Le parachutage de La Plagne, dans la nuit du 10 au 11 mars 1944, est un tournant dans l’histoire de la Résistance en Tarentaise. Ce parachutage est à situer dans le cadre de la Mission Union et il supposait qu’une structure pérenne soit mobilisable – le Corps franc – même s’il faudra mobiliser beaucoup plus d’hommes face à l’ampleur de ce premier largage en Tarentaise.
Il y avait deux plans possibles : soit le Quermoz, au-dessus d’Hautecour-Montgirod, soit La Plagne. L’hypothèse du Quermoz a la préférence de Londres car l’approche par les avions est plus facile ; mais la Résistance locale fait valoir que le site est difficile d’accès (l’hiver 1943-44 a vu d’importantes chutes de neige) et, pour le stockage sur place, il n’y a que quelques halles d’alpage et arbés. L’hypothèse La Plagne présente un risque majeur pour les avions : le site est entouré de sommets et les avions doivent descendre à basse altitude pour larguer. Par contre, c’est l’hypothèse privilégiée par le Secteur III bis, en particulier Joseph Bardassier qui connaît bien le site. Il y a sur place deux maquis que supervise Bardassier depuis l’été précédent, il y a la proximité de la mine de plomb argentifère (La Roche) avec, en particulier l’ingénieur Ilia Goloubinow, et bien d’autres responsables favorables à la Résistance. Les galeries pouvaient devenir d’excellentes caches avant la répartition des matériels et même pour des stages d’entrainement au maniement des armes reçues.

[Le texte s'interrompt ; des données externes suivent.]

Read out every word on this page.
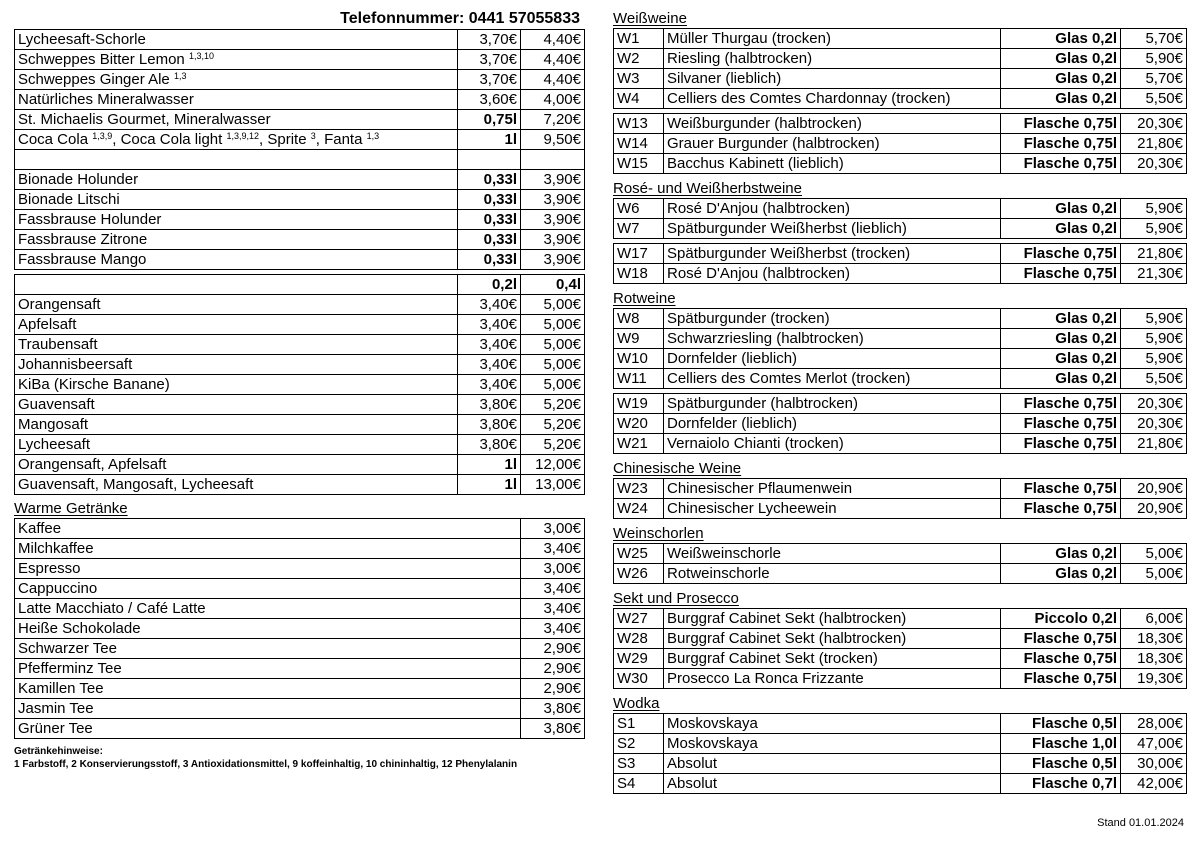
Telefonnummer: 0441 57055833
Lycheesaft-Schorle	3,70€	4,40€
Schweppes Bitter Lemon $^{1,3,10}$	3,70€	4,40€
Schweppes Ginger Ale $^{1,3}$	3,70€	4,40€
Natürliches Mineralwasser	3,60€	4,00€
St. Michaelis Gourmet, Mineralwasser	0,75l	7,20€
Coca Cola $^{1,3,9}$, Coca Cola light $^{1,3,9,12}$, Sprite $^3$, Fanta $^{1,3}$	1l	9,50€

Bionade Holunder	0,33l	3,90€
Bionade Litschi	0,33l	3,90€
Fassbrause Holunder	0,33l	3,90€
Fassbrause Zitrone	0,33l	3,90€
Fassbrause Mango	0,33l	3,90€

	0,2l	0,4l
Orangensaft	3,40€	5,00€
Apfelsaft	3,40€	5,00€
Traubensaft	3,40€	5,00€
Johannisbeersaft	3,40€	5,00€
KiBa (Kirsche Banane)	3,40€	5,00€
Guavensaft	3,80€	5,20€
Mangosaft	3,80€	5,20€
Lycheesaft	3,80€	5,20€
Orangensaft, Apfelsaft	1l	12,00€
Guavensaft, Mangosaft, Lycheesaft	1l	13,00€
Warme Getränke
Kaffee	3,00€
Milchkaffee	3,40€
Espresso	3,00€
Cappuccino	3,40€
Latte Macchiato / Café Latte	3,40€
Heiße Schokolade	3,40€
Schwarzer Tee	2,90€
Pfefferminz Tee	2,90€
Kamillen Tee	2,90€
Jasmin Tee	3,80€
Grüner Tee	3,80€
Getränkehinweise:
1 Farbstoff, 2 Konservierungsstoff, 3 Antioxidationsmittel, 9 koffeinhaltig, 10 chininhaltig, 12 Phenylalanin
Weißweine
W1	Müller Thurgau (trocken)	Glas 0,2l	5,70€
W2	Riesling (halbtrocken)	Glas 0,2l	5,90€
W3	Silvaner (lieblich)	Glas 0,2l	5,70€
W4	Celliers des Comtes Chardonnay (trocken)	Glas 0,2l	5,50€

W13	Weißburgunder (halbtrocken)	Flasche 0,75l	20,30€
W14	Grauer Burgunder (halbtrocken)	Flasche 0,75l	21,80€
W15	Bacchus Kabinett (lieblich)	Flasche 0,75l	20,30€
Rosé- und Weißherbstweine
W6	Rosé D'Anjou (halbtrocken)	Glas 0,2l	5,90€
W7	Spätburgunder Weißherbst (lieblich)	Glas 0,2l	5,90€

W17	Spätburgunder Weißherbst (trocken)	Flasche 0,75l	21,80€
W18	Rosé D'Anjou (halbtrocken)	Flasche 0,75l	21,30€
Rotweine
W8	Spätburgunder (trocken)	Glas 0,2l	5,90€
W9	Schwarzriesling (halbtrocken)	Glas 0,2l	5,90€
W10	Dornfelder (lieblich)	Glas 0,2l	5,90€
W11	Celliers des Comtes Merlot (trocken)	Glas 0,2l	5,50€

W19	Spätburgunder (halbtrocken)	Flasche 0,75l	20,30€
W20	Dornfelder (lieblich)	Flasche 0,75l	20,30€
W21	Vernaiolo Chianti (trocken)	Flasche 0,75l	21,80€
Chinesische Weine
W23	Chinesischer Pflaumenwein	Flasche 0,75l	20,90€
W24	Chinesischer Lycheewein	Flasche 0,75l	20,90€
Weinschorlen
W25	Weißweinschorle	Glas 0,2l	5,00€
W26	Rotweinschorle	Glas 0,2l	5,00€
Sekt und Prosecco
W27	Burggraf Cabinet Sekt (halbtrocken)	Piccolo 0,2l	6,00€
W28	Burggraf Cabinet Sekt (halbtrocken)	Flasche 0,75l	18,30€
W29	Burggraf Cabinet Sekt (trocken)	Flasche 0,75l	18,30€
W30	Prosecco La Ronca Frizzante	Flasche 0,75l	19,30€
Wodka
S1	Moskovskaya	Flasche 0,5l	28,00€
S2	Moskovskaya	Flasche 1,0l	47,00€
S3	Absolut	Flasche 0,5l	30,00€
S4	Absolut	Flasche 0,7l	42,00€
Stand 01.01.2024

Septembre 1943 : Joseph Bardassier (2ème à droite) fait les premiers repérages sur le site des mines de La Plagne
et va y installer les maquis des réfractaires au STO
C’est le major Thackthwaite de la Mission Union qui va venir évaluer les forces tarines et décider de l’opportunité d’un parachutage et du lieu. Il circule sous le nom de monsieur Henry et se présente comme voyageur de commerce, représentant en apéritifs. Il est fortement impressionné par l’importance et la bonne organisation de la Résistance tarine. Il estime à 13 avions la jauge nécessaire (soit environ 12 tonnes de matériels). Par contre il redit la difficulté d’un largage sur La Plagne. Il révèle enfin le message qui sera diffusé par la radio pour l’annonce du parachutage : « Chapeau à casquette ».
Le 10 mars à midi, Bardassier, le major Thackthwaite et quelques responsables de la Résistance sont dans le chalet de La Plagne qui a été affecté à la Résistance. On allume la radio et l’on entend « Chapeau à casquette ». Bonne nouvelle : c’est pour la nuit suivante. Mauvaise nouvelle : le largage va se faire sous le Quermoz où le terrain n’a pu être préparé. Le major Thackthwaite ne peut rien faire, d’ailleurs son radio n’est plus sur site. L’hypothèse Quermoz, qui d’ailleurs n’est plus une hypothèse, semble vouée à l’échec. Bardassier et Louis Sibut, en accord avec le major Thackthwaite, font un pari audacieux : les avions vont s’engager dans la vallée de Haute-Tarentaise, si le site de La Plagne est suffisamment rendu visible, le largage à La Plagne peut être tenté.
Ce qui va suivre est à des années-lumière des moyens dont disposent les troupes d’aujourd’hui. Un premier temps se fait à l’oreille. Il faut rapidement déceler le vrombissement des appareils volants. A ce moment il faut allumer des feux (carbure et dynamite). Heureusement, l’un des pilotes a perçu le site ; Joseph Bardassier avec une lampe torche fait la lettre convenue pour confirmer le site. Et le largage commence. Malheureusement l’un des pilotes, en passant sur l’usine de Pomblière, a pensé être sur zone en voyant les lumières. Le contenu d’un avion est donc perdu, aux mains des Allemands. Par contre, environ douze tonnes de matériels largués par 12 des 13 avions sont à récupérer et à planquer au plus vite.